Nel giustificare il suo tradimento, Brod diceva che Kafka aveva sottoposto la sua scrittura a una pressione smisurata, che soggiogava la sua arte a criteri incredibilmente alti – “i più alti standard religiosi” e “un’autocritica smodata”, aggiungeva Brod. Considerava gli appunti di Kafka – note, non testamenti giuridicamente vincolanti – come i prodotti di una “depressione temporanea”. Scrive: “La mia decisione di pubblicare il suo lavoro postumo è resa più facile dal ricordo di tutte le lotte spasmodiche che hanno preceduto ogni singola pubblicazione di Kafka che gli ho estorto con la forza e spesso pregandolo. Tuttavia, dopo si è riconciliato con queste pubblicazioni ed è rimasto relativamente soddisfatto”. Brod capì che la riluttanza di Kafka a pubblicare i suoi lavori non derivava dall’intenzione di mantenerli segreti ma dalla convinzione della loro incompletezza, dal vuoto incommensurabile tra ciò che era e ciò che avrebbe potuto essere. In effetti, la prima cosa che Brod pubblicò degli scritti di Kafka dopo la sua morte furono le due note che vietavano la pubblicazione delle sue opere. In ciò, Brod voleva dimostrare la sua autentica fedeltà a Kafka: pubblicava il suo lavoro ma nello stesso tempo le indicazioni di Kafka di non farlo. Nel 1921, quando Kafka denunciò per la prima volta l’intenzione di bruciare ogni cosa, Brod gli rispose dicendo: “Se pensi seriamente che io sia capace di fare una cosa del genere, lascia che ti dica qui e ora che non eseguirò i tuoi desideri”. Dopo la morte di Kafka, Brod ha affermato: “Franz avrebbe dovuto nominare un altro esecutore se fosse stato assolutamente e definitivamente certo di volere che qualcuno eseguisse le sue istruzioni”.

Che documenti inediti di Kafka possiamo scoprire alla National Library of Israel? Ci sono testi che possono migliorare la nostra conoscenza dello scrittore?

Per una risposta compiuta dobbiamo attendere, ma l’inventario incompleto del materiale nei caveau di Tel Aviv e di Zurigo, che procede per 170 pagine, elenca circa ventimila lettera – tra cui le settanta lettere di Dora Diamant, l’ultima amante di Kafka, a Brod – i diari inediti di Brod, due dozzine di disegni sconosciuti di Kafka e i manoscritti originali dei racconti di Kafka (tra cui, Preparativi di nozze in campagna).

Cosa la ha indotta a scrivere una storia come questa?

Sedevo, alle udienze del tribunale, affascinato dal modo in cui ognuna delle parti, impegnata in una lotta giudiziaria, e perfino i giudici, fluttuassero tra due registri retorici: il legale e il simbolico.
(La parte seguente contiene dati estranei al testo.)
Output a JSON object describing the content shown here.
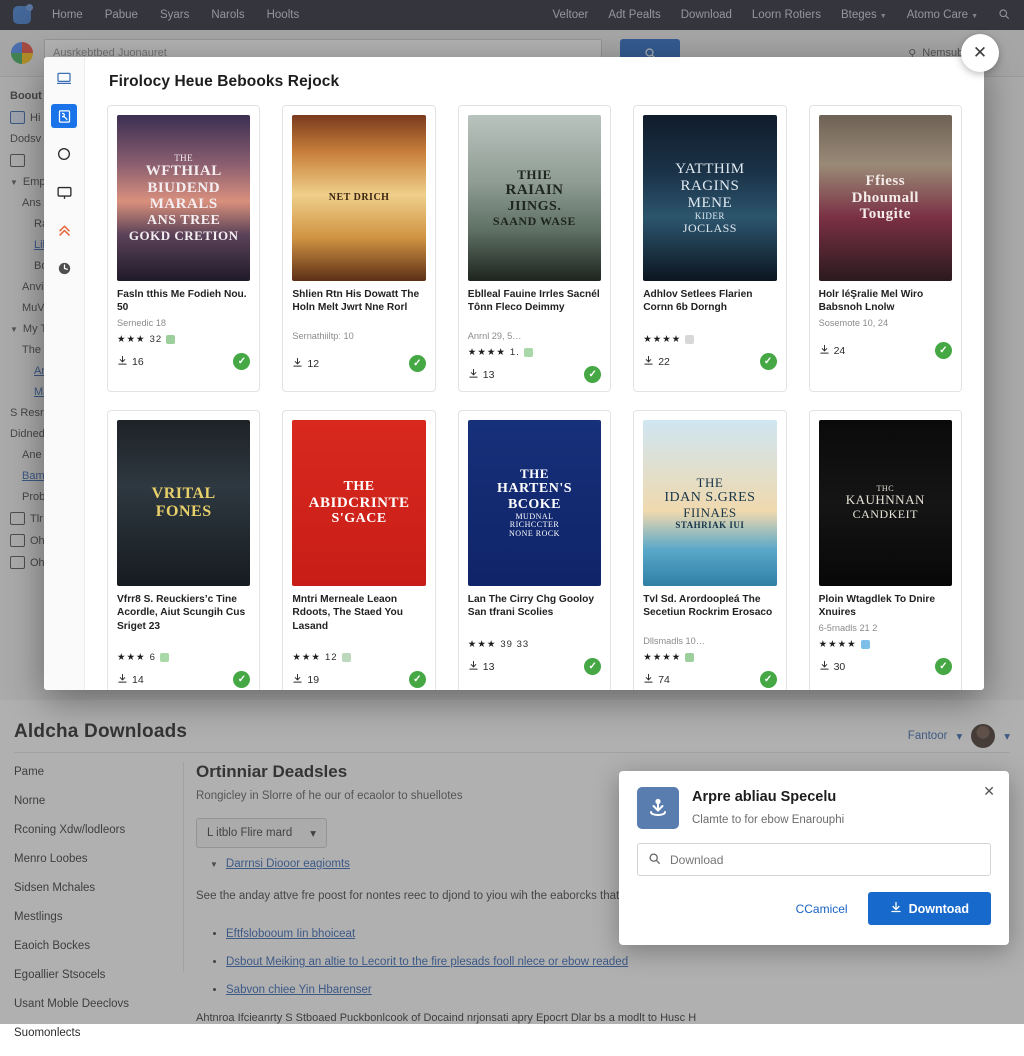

Ho capito che i procedimenti giudiziari promettevano di gettare luce su questioni importanti per Israele, la Germania e la relazione ancora fragile tra di loro. Sia Marbach che la National Library hanno portato in aula timori riguardanti i rispettivi passati nazionali; entrambi cercavano di usare Kafka come un trofeo per onorare il proprio passato, come se lo scrittore fosse lo strumento di un prestigio nazionale. Già allora sapevo di voler scrivere la storia di uno scrittore sconosciuto, colmo di genio, il cui ultimo desiderio era stato tradito dal suo amico più intimo; una fuga straziante dagli invasori nazisti mentre i cancelli d’Europa si chiudevano; una storia d’amore tra esuli bloccati a Tel Aviv; e due paesi la cui ossessione a superare i dolori del passato ha avuto spazio in un dramma giudiziario. Soprattutto, mi sono reso conto che il processo apriva un’altra domanda, piuttosto forte: di chi è Kafka?